Posted: Dec 08, 2015 2:50 am
by OlivierK
Beatsong wrote:Personally I wouldn't have a problem with the idea of paying a basic income to the poorest 10% or 20% of the population, that IS enough to eat and pay rent (or combined with building enough social housing to house them), with some kind of tapering mechanism to make sure it's still advantageous to work.

This is very hard to achieve, as the tapering rate acts as an additional tax in practice. When my kids were young, I was not working (I'm still not) and my wife was working part time (now full time). If I'd taken up a day a week of work, as I had an opportunity, I would have earned enough that I'd be paying tax at 15%, while also having one tax benefit based on the lower income of a family reduced by a taper of 30c per dollar, and another based on joint income also reduced at 30c per dollar, in effect a 75% marginal tax rate, which is not much of an incentive to work.

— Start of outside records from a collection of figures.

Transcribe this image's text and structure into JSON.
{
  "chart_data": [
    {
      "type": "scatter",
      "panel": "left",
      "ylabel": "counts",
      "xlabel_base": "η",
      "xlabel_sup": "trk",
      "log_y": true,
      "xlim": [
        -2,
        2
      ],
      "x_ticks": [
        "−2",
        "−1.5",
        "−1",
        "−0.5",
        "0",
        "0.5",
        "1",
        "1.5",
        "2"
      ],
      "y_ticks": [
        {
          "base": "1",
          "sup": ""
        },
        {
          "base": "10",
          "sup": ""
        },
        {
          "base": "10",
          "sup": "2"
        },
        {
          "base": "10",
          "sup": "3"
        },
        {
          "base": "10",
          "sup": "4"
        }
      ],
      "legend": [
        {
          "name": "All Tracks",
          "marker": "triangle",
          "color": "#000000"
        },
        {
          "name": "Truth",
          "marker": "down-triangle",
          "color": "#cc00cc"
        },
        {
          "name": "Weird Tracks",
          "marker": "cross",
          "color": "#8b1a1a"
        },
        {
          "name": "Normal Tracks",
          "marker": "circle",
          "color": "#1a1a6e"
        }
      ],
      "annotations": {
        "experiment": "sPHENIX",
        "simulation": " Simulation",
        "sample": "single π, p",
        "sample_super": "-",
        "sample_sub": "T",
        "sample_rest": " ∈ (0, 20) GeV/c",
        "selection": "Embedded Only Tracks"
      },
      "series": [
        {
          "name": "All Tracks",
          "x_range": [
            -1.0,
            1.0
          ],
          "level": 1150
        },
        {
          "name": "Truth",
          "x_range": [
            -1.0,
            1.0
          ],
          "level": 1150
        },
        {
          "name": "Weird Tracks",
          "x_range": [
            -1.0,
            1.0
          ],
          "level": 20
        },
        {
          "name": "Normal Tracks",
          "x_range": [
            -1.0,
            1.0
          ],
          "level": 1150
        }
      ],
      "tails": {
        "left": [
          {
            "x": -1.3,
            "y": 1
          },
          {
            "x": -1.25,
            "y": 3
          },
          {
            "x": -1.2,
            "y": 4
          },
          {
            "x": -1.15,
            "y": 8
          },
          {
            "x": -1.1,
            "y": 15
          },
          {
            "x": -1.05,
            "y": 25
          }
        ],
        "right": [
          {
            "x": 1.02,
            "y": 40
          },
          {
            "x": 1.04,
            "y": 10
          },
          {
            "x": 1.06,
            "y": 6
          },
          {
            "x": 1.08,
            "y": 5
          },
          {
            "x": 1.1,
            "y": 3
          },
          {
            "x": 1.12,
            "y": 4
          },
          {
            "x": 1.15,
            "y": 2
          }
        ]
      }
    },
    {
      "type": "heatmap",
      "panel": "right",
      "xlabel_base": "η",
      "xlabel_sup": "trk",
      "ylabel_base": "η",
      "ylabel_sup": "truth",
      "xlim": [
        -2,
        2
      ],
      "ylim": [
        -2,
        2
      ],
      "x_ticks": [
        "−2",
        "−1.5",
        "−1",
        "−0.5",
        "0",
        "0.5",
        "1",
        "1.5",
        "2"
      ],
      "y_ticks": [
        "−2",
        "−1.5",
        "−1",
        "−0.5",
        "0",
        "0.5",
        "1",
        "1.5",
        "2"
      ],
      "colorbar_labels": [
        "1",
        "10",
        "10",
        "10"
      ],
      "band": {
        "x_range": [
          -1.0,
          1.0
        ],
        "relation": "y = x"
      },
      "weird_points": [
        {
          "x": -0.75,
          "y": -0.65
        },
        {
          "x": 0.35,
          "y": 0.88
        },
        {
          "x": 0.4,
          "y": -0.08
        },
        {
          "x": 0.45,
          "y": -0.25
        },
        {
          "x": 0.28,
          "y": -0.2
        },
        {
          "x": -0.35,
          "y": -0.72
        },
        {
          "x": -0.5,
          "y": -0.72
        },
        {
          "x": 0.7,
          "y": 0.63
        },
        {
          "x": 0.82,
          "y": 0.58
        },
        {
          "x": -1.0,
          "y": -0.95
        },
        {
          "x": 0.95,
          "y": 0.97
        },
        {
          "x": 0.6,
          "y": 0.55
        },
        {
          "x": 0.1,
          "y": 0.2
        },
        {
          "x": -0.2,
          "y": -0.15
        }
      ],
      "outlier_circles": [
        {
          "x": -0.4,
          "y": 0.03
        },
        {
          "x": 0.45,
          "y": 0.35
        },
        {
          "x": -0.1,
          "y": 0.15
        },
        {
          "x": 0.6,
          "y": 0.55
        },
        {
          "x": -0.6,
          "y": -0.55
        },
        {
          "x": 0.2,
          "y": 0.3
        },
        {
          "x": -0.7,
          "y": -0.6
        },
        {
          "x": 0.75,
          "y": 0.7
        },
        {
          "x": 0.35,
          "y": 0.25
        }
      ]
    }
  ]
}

I'd like to see a scheme like this tried somewhere, because I think that if done well, it could solve a lot of problems of our current systems. With a system of paying parents at half the rate on behalf of each of their children, the effect would be very similar to current tax arrangements in Australia for tax-free income and family tax benefits.

Call me a cynic, but means-testing the universal income would just lead to the very wealthy structuring ther affairs so that their reportable income fell just below the rate at which the benefit was lost, and achieve very little. Far better to tax them extra, even through regressive consumption taxes, and then give back universally at a flat rate to balance that.